The dataset is from an LFRic C24 run, containing about ten 2D or 3D variables with 1000 time slices loaded from 100 files (i.e. 10 time slices per file). The data are chunked accordingly: 100 chunks for every variable. The total size amounts to about 16G on disk.
I can obviously process this in a file-by-file loop but I hope to load the whole dataset and apply regridding in one go. Currently, my script halts because the regridding step consumes all available RAM. I understand this might be asking for too much specialised help but any advice would be highly appreciated!
Machine specs
OS : Linux
CPU(s) : 8
Machine : x86_64
Architecture : 64bit
RAM : 31.2 GiB
Environment : Jupyter
File system : ext4
GPU Vendor : Intel
GPU Renderer : Mesa Intel(R) UHD Graphics 620 (KBL GT2)
GPU Version : 4.6 (Core Profile) Mesa 23.0.4-0ubuntu1~22.04.1
Python 3.11.5 | packaged by conda-forge | (main, Aug 27 2023, 03:34:09) [GCC 12.3.0]
@SciTools-incubator/esmf-regrid-devs This issue is stale due to a lack of activity in the last 180 days. Remove stale label or comment, otherwise this issue will close automatically in 14 days time.

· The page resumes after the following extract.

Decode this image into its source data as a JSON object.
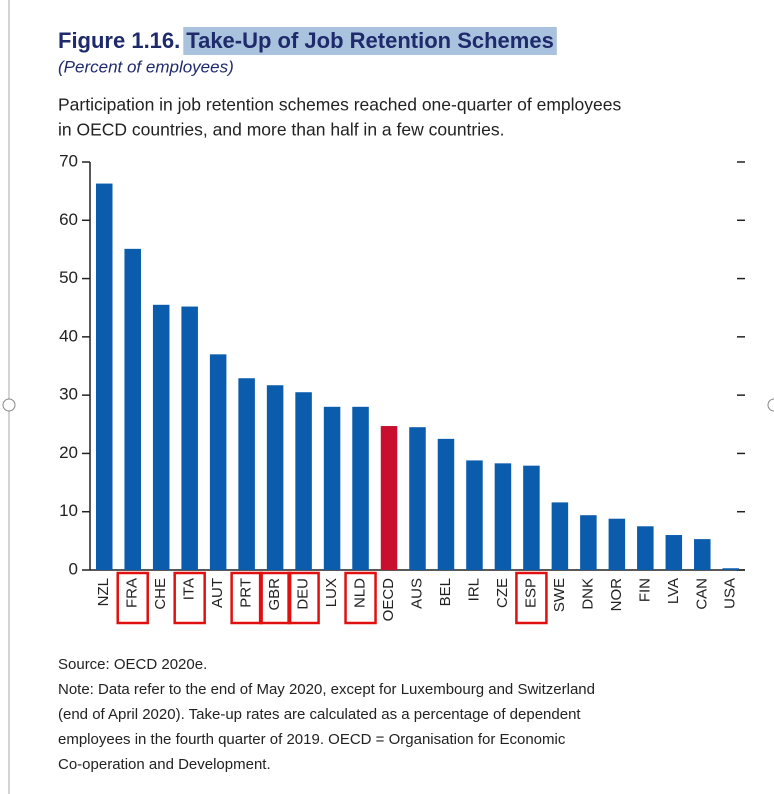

@SciTools-incubator/esmf-regrid-devs This stale issue has been automatically closed due to no community activity
This is still relevant, so I would like this issue to be reopened. Thanks.
@stephenworsley @pp-mo @HGWright any thoughts?
I would have expected that if it's possible to do regridding file by file, dask should be able to handle the same data as a single dask array (with each file being a chunk) so I'm not entirely sure what could be causing problems. I wonder if dask is trying to run too many tasks in parallel, does this still blow memory if you are using a single threaded dask scheduler? For what it's worth, I've recently fixed a bug with the old way we were invoking dask #338, though I suspect this may be a seperate issue, it may be worth checking if the latest (unreleased) version of iris-esmf-regrid works any better. Otherwise, I'd be interested to see a sample of code which blows memory compared to a sample of code for which doing regridding file by file does not blow memory.